Le vaste pâturage au bord du plateau d'Innimond situé au lieu-dit le Châtelard est clôt et "défendu" par de solides barrières métalliques à l'ouverture verrouillée (Bugey, Innimond, Ain – 28/05/24)

La propriété privée

La propriété privée a évolué au cours de l'histoire, consacrée par la bourgeoisie révolutionnaire en 1789 comme un droit « inviolable et sacré » jusqu’à sa forme actuelle, la propriété marchande qui est au cœur des problèmes environnementaux. La propriété marchande encourage la destruction de l'environnement en accordant aux propriétaires le droit de disposer de leurs biens sans limites.

  • Définition du Code civil de 1804 : « La propriété est le droit de jouir et de disposer des choses de la manière la plus absolue, pourvu qu'on n'en fasse pas un usage prohibé par les lois et les règlements. »

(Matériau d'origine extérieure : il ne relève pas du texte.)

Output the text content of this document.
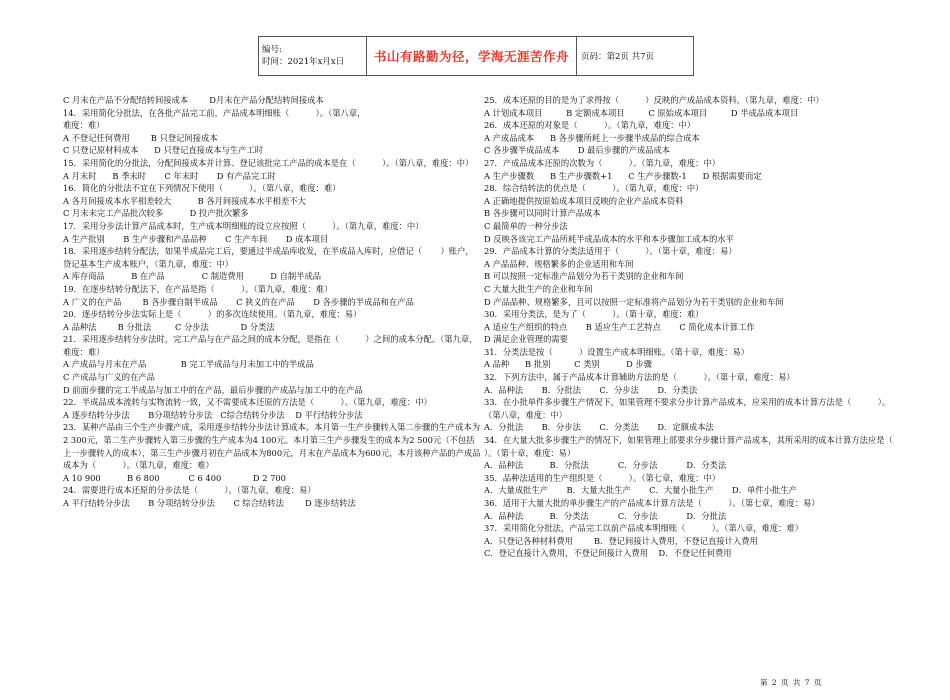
编号:
时间：2021年x月x日	书山有路勤为径，学海无涯苦作舟	页码：第2页 共7页
C 月末在产品不分配结转间接成本        D月末在产品分配结转间接成本
14．采用简化分批法，在各批产品完工前，产品成本明细账（          ）。（第八章，
难度：难）
A 不登记任何费用        B 只登记间接成本
C 只登记原材料成本      D 只登记直接成本与生产工时
15．采用简化的分批法，分配间接成本并计算、登记该批完工产品的成本是在（          ）。（第八章，难度：中）
A 月末时      B 季末时       C 年末时       D 有产品完工时
16．简化的分批法不宜在下列情况下使用（          ）。（第八章，难度：难）
A 各月间接成本水平相差较大          B 各月间接成本水平相差不大
C 月末未完工产品批次较多          D 投产批次繁多
17．采用分步法计算产品成本时，生产成本明细账的设立应按照（          ）。（第九章，难度：中）
A 生产批别       B 生产步骤和产品品种       C 生产车间       D 成本项目
18．采用逐步结转分配法，如果半成品完工后，要通过半成品库收发，在半成品入库时，应借记（       ）账户，贷记基本生产成本账户，（第九章，难度：中）
A 库存商品          B 在产品              C 制造费用          D 自制半成品
19．在逐步结转分配法下，在产品是指（          ）。（第九章，难度：难）
A 广义的在产品        B 各步骤自制半成品       C 狭义的在产品       D 各步骤的半成品和在产品
20．逐步结转分步法实际上是（          ）的多次连续使用。（第九章，难度：易）
A 品种法        B 分批法         C 分步法            D 分类法
21．采用逐步结转分步法时，完工产品与在产品之间的成本分配，是指在（          ）之间的成本分配。（第九章，难度：难）
A 产成品与月末在产品             B 完工半成品与月末加工中的半成品
C 产成品与广义的在产品
D 前面步骤的完工半成品与加工中的在产品，最后步骤的产成品与加工中的在产品
22．半成品成本流转与实物流转一致，又不需要成本还原的方法是（          ）。（第九章，难度：中）
A 逐步结转分步法       B分项结转分步法   C综合结转分步法    D 平行结转分步法
23．某种产品由三个生产步骤产成，采用逐步结转分步法计算成本。本月第一生产步骤转入第二步骤的生产成本为2 300元，第二生产步骤转入第三步骤的生产成本为4 100元。本月第三生产步骤发生的成本为2 500元（不包括上一步骤转入的成本），第三生产步骤月初在产品成本为800元，月末在产品成本为600元，本月该种产品的产成品成本为（          ）。（第九章，难度：难）
A 10 900          B 6 800           C 6 400            D 2 700
24．需要进行成本还原的分步法是（          ）。（第九章，难度：易）
A 平行结转分步法       B 分项结转分步法       C 综合结转法        D 逐步结转法
25．成本还原的目的是为了求得按（          ）反映的产成品成本资料。（第九章，难度：中）
A 计划成本项目         B 定额成本项目         C 原始成本项目         D 半成品成本项目
26．成本还原的对象是（          ）。（第九章，难度：中）
A 产成品成本      B 各步骤所耗上一步骤半成品的综合成本
C 各步骤半成品成本       D 最后步骤的产成品成本
27．产成品成本还原的次数为（          ）。（第九章，难度：中）
A 生产步骤数      B 生产步骤数+1      C 生产步骤数-1      D 根据需要而定
28．综合结转法的优点是（          ）。（第九章，难度：中）
A 正确地提供按原始成本项目反映的企业产品成本资料
B 各步骤可以同时计算产品成本
C 最简单的一种分步法
D 反映各该完工产品所耗半成品成本的水平和本步骤加工成本的水平
29．产品成本计算的分类法适用于（          ）。（第十章，难度：易）
A 产品品种、规格繁多的企业适用和车间
B 可以按照一定标准产品划分为若干类别的企业和车间
C 大量大批生产的企业和车间
D 产品品种、规格繁多，且可以按照一定标准将产品划分为若干类别的企业和车间
30．采用分类法，是为了（          ）。（第十章，难度：难）
A 适应生产组织的特点       B 适应生产工艺特点       C 简化成本计算工作
D 满足企业管理的需要
31．分类法是按（          ）设置生产成本明细账。（第十章，难度：易）
A 品种      B 批别         C 类别          D 步骤
32．下列方法中，属于产品成本计算辅助方法的是（          ）。（第十章，难度：易）
A．品种法       B．分批法       C．分步法       D．分类法
33．在小批单件多步骤生产情况下，如果管理不要求分步计算产品成本，应采用的成本计算方法是（          ）。（第八章，难度：中）
A．分批法       B．分步法       C．分类法       D．定额成本法
34．在大量大批多步骤生产的情况下，如果管理上部要求分步骤计算产品成本，其所采用的成本计算方法应是（          ）。（第十章，难度：易）
A．品种法          B．分批法           C．分步法           D．分类法
35．品种法适用的生产组织是（          ）。（第七章，难度：中）
A．大量成批生产       B．大量大批生产       C．大量小批生产       D．单件小批生产
36．适用于大量大批的单步骤生产的产品成本计算方法是（          ）。（第七章，难度：易）
A．品种法          B．分类法           C．分步法           D．分批法
37．采用简化分批法，产品完工以前产品成本明细账（          ）。（第八章，难度：难）
A．只登记各种材料费用        B．登记间接计入费用，不登记直接计入费用
C．登记直接计入费用，不登记间接计入费用    D．不登记任何费用
第 2 页 共 7 页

Aujourd’hui, des alternatives existent, des juristes et des philosophes proposent de refonder le droit de propriété sur des bases écologiques, tandis que des collectifs et des militants expérimentent la gestion commune et la propriété d'usage des terres et des bâtiments. L'action est nécessaire. Des luttes juridiques et des occupations peuvent être menées pour protéger les écosystèmes et le vivant contre les projets destructeurs.

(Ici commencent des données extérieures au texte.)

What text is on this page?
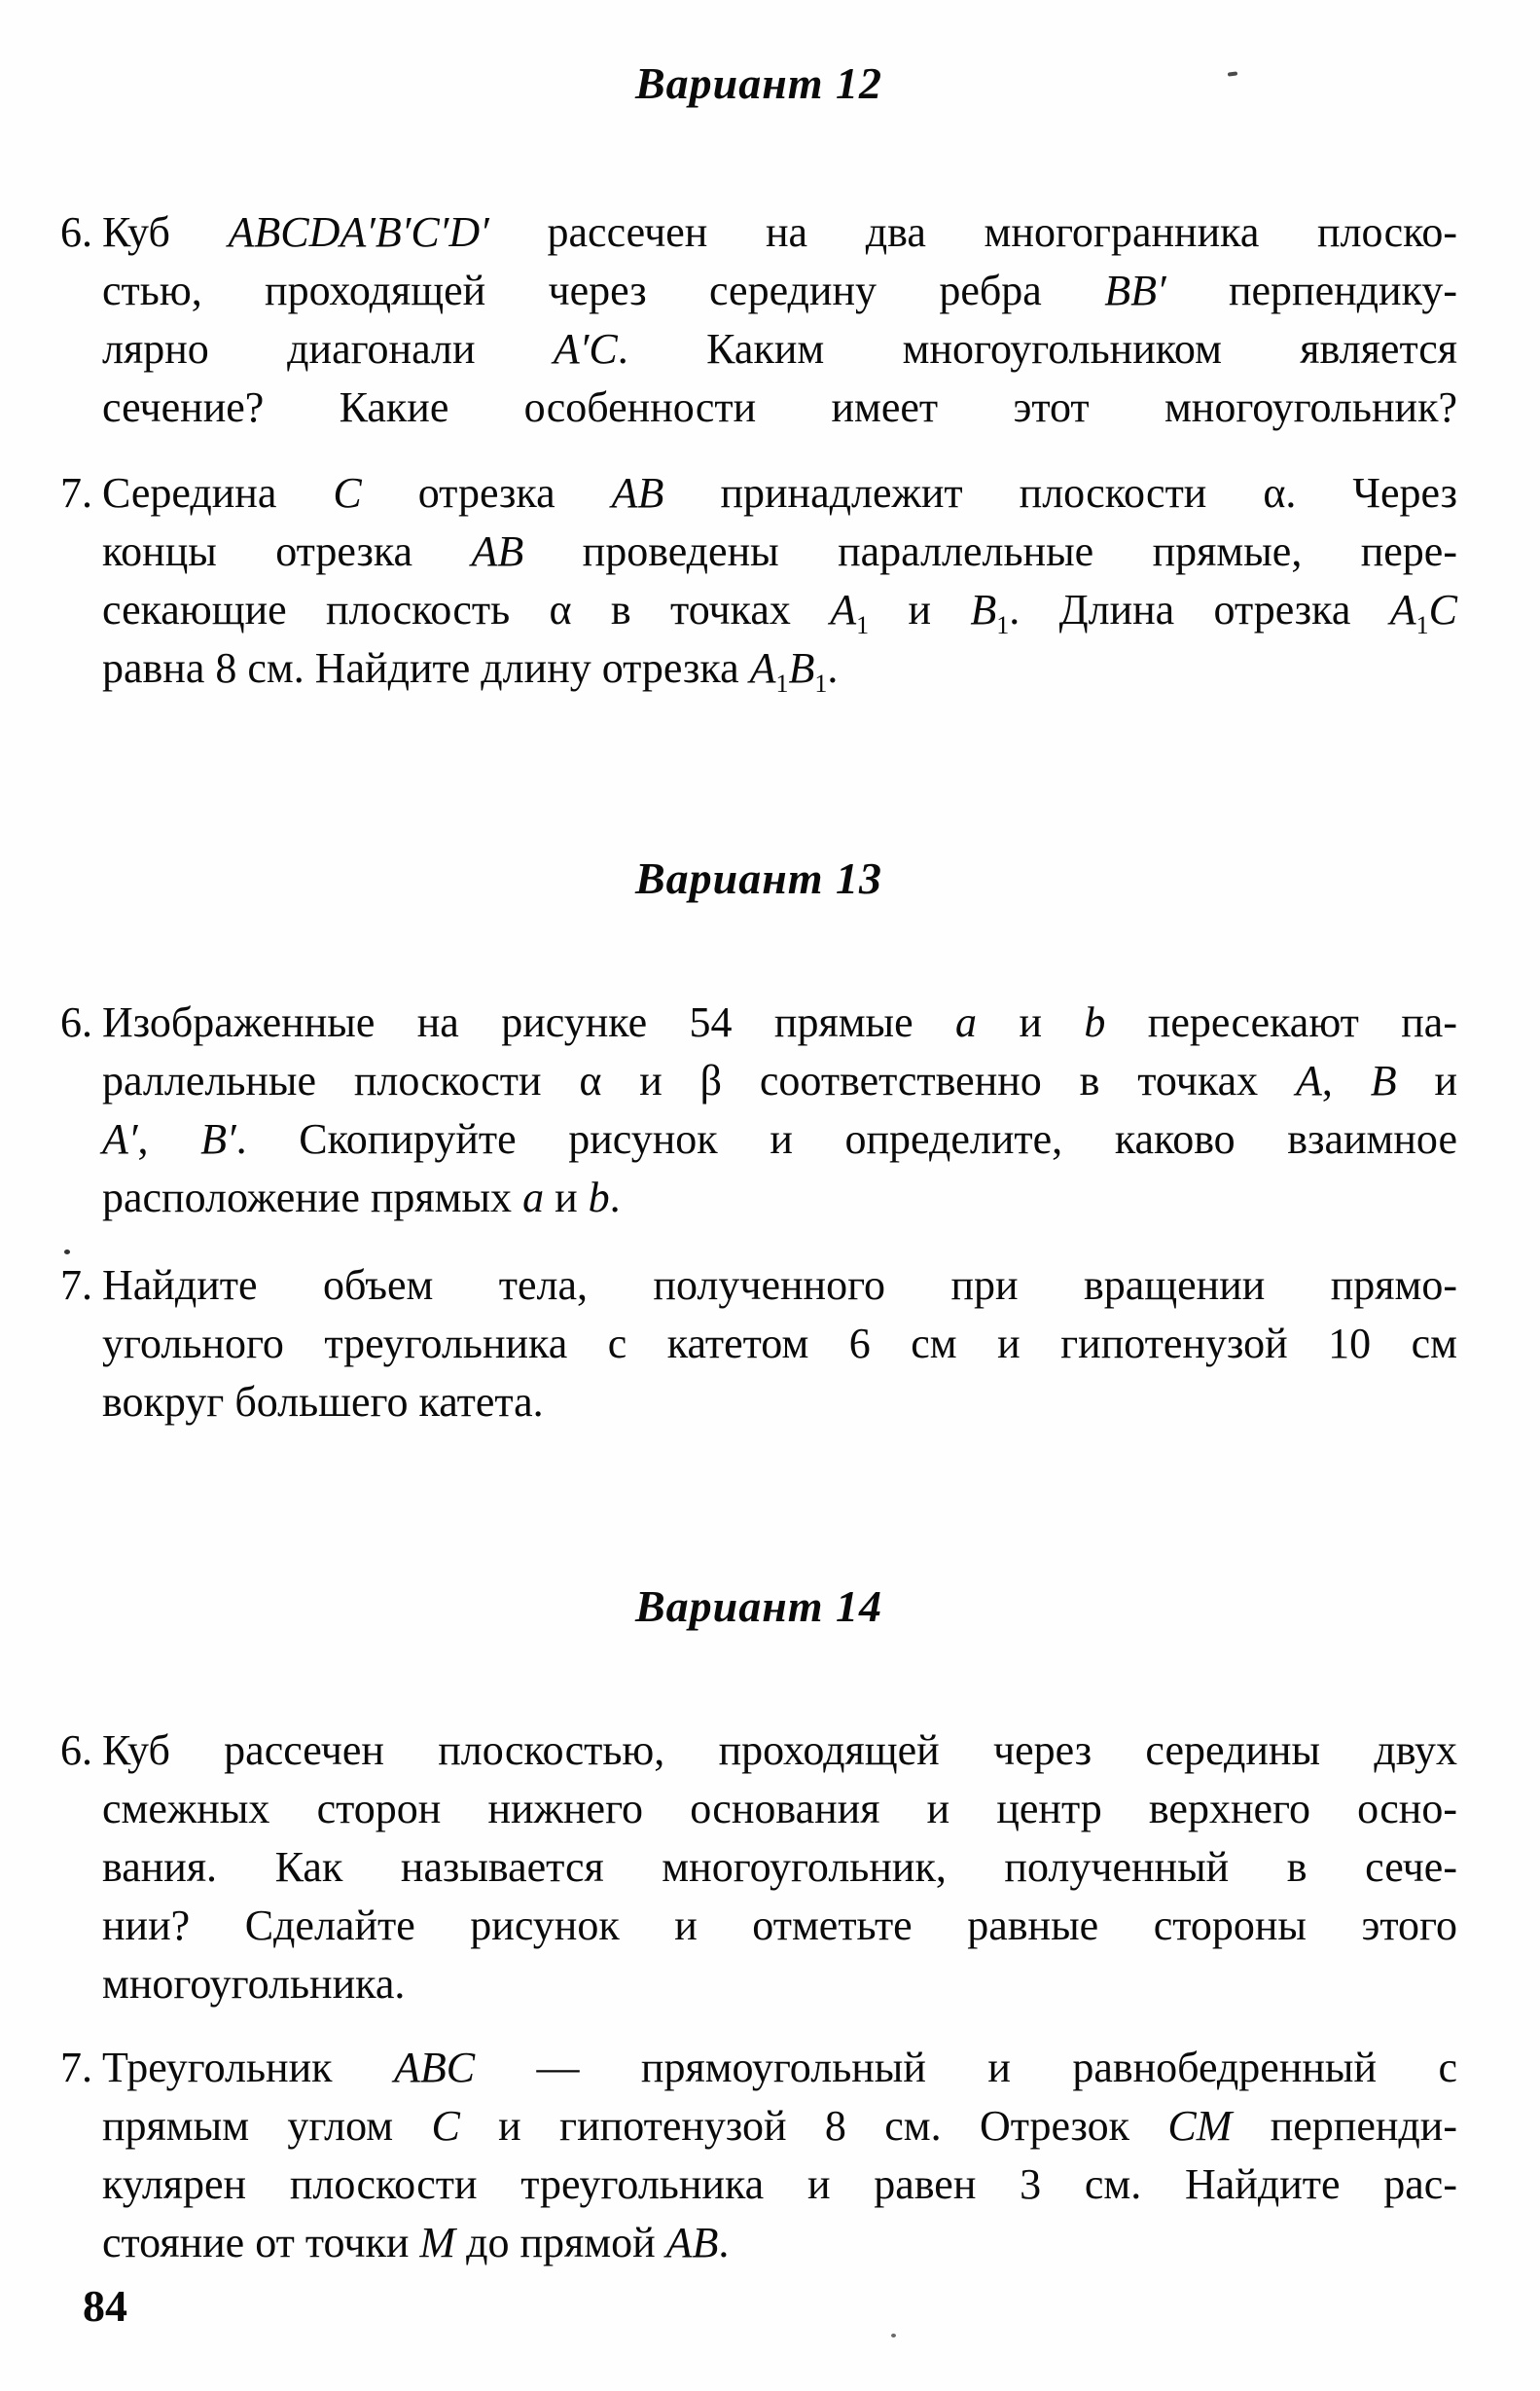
Вариант 12
6. Куб ABCDA′B′C′D′ рассечен на два многогранника плоско-
стью, проходящей через середину ребра BB′ перпендику-
лярно диагонали A′C. Каким многоугольником является
сечение? Какие особенности имеет этот многоугольник?
7. Середина C отрезка AB принадлежит плоскости α. Через
концы отрезка AB проведены параллельные прямые, пере-
секающие плоскость α в точках $A_1$ и $B_1$. Длина отрезка $A_1C$
равна 8 см. Найдите длину отрезка $A_1B_1$.
Вариант 13
6. Изображенные на рисунке 54 прямые a и b пересекают па-
раллельные плоскости α и β соответственно в точках A, B и
A′, B′. Скопируйте рисунок и определите, каково взаимное
расположение прямых a и b.
7. Найдите объем тела, полученного при вращении прямо-
угольного треугольника с катетом 6 см и гипотенузой 10 см
вокруг большего катета.
Вариант 14
6. Куб рассечен плоскостью, проходящей через середины двух
смежных сторон нижнего основания и центр верхнего осно-
вания. Как называется многоугольник, полученный в сече-
нии? Сделайте рисунок и отметьте равные стороны этого
многоугольника.
7. Треугольник ABC — прямоугольный и равнобедренный с
прямым углом C и гипотенузой 8 см. Отрезок CM перпенди-
кулярен плоскости треугольника и равен 3 см. Найдите рас-
стояние от точки M до прямой AB.
84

  • Neutraliser le droit de vendre ou de détruire serait bien la clef pour définir une « propriété écologique ». Opposée à la « propriété marchande », elle constituerait ainsi « un rapport social dont l'essence préserverait la chose appropriée ». Le droit de propriété serait alors comme une faculté d'habiter, plutôt que l’exercice d’un pouvoir sur des objets.

Aujourd’hui, la nouvelle loi a un impact certain sur le droit d’accès à la nature.

Jusqu’ici, la violation de propriété privée n’existait pas pénalement. Avec la loi du 2 février 2023 relative à la lutte contre l’engrillagement des propriétés, une nouvelle infraction est créée.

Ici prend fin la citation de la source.